Gerard gave a flippant mental ”Well, screw that” and kept his dark hair in front of his eyes. He actually gave his head a little shake to allow more hair to fall and impair his vision. His mother spat out another, ”I said, get it out of your face!” and, deciding that he may as well go for broke because there was no way he was going to convince her of anything, quickly stuck out his tongue with a little ”Nyuhh!” sound before pulling the muscle back behind his lips. His mother gave an agitated snort.

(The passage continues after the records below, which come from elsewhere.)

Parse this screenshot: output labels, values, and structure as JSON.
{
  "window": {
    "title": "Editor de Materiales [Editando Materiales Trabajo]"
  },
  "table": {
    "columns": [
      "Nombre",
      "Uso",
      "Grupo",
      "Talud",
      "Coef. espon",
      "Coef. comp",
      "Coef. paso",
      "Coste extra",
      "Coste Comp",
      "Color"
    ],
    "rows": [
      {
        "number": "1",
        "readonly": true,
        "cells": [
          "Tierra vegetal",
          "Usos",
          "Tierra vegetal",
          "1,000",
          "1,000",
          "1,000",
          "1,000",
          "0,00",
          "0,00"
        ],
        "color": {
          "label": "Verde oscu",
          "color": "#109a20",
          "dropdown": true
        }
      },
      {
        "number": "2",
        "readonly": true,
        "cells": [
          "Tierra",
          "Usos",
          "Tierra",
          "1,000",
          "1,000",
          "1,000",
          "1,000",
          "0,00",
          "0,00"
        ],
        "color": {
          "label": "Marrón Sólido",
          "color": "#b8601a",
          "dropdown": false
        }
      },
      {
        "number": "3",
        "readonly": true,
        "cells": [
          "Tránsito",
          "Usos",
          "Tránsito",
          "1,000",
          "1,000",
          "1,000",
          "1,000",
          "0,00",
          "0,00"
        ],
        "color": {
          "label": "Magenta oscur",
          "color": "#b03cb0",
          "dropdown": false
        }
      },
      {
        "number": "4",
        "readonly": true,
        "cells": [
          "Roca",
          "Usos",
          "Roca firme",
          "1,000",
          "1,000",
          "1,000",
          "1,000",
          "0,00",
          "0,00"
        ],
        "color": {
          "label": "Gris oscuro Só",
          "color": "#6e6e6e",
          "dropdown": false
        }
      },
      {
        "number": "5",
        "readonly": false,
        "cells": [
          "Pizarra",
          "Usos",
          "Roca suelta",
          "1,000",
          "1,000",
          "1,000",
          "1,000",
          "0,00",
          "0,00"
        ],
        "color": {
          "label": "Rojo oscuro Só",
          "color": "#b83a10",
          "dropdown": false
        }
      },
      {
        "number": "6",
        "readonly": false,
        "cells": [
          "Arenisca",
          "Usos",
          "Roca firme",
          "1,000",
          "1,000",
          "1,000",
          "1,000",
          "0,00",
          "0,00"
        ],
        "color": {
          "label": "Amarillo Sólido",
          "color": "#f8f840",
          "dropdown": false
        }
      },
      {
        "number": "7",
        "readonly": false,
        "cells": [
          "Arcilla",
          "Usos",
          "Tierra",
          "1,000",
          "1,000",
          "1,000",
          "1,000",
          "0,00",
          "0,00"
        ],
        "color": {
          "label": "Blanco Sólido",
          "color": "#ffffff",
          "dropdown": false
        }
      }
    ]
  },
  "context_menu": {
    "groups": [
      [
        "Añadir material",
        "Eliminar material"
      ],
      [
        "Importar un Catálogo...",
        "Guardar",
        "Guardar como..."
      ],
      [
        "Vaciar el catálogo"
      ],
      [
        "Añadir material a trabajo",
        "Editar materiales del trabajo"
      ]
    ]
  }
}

“How freaking old are you?” she hissed rhetorically. Gerard couldn’t help but giggle, giggle at her question, giggle at her frustration, the sound coming through his nose breathily. With the thick hair in his face he couldn’t see, but he heard his mother slam her fists on the table and push out her chair, the wood of the legs making a groaning, squeaking sound against the linoleum floor. Gerard heard her stomp towards him with a Clack Clack Clack sound that meant she was wearing heels. The sudden image of her holding him down on their immaculate kitchen floor and penetrating his eye with her high, sharp heel burst into his brain like a firework and his insides were sent into a spasm. His head snapped up as she stormed over to him, and he felt himself sink defensively into the chair away from her, afraid she might hit him, hurt him. But she didn’t, and he should have known she wouldn’t. Instead, she stopped right next to him, her fury pulsating like radiation, and he pushed himself against the chair as far as he could, the wooden arm pressing painfully into his side.
“Show me your arms,” she demanded. Gerard felt his heart deflate, become a withered balloon inside him and fall against his ribs. He felt so physically sick, that before he opened his mouth to speak he had to mentally will himself not to vomit. Almost compulsively, he pulled in his arms away from her, cradling the wounded one like a child. He shook his head and swallowed away the sick feeling, shunning it to the depths of his stomach.
“No,” he snapped, more than aware that every word he said was digging him a deeper and deeper hole. At this time, the hole was so deep that if he stretched his arms above his head, his fingertips would barely reach over the edge, barely scrape the dirt back into the narrow, suffocating aperture. He supposed that if he dug his feet into the sides he might be able to pull himself out, but it was more likely that he would fall even deeper inside. His mother grabbed his shoulder, her fingers feeling sharp and angry like dying tree branches and he couldn’t help but give a tiny whimper and turn away. She tugged on him and growled, almost yelled, ”Give me your arm!” but he whined and shook his head.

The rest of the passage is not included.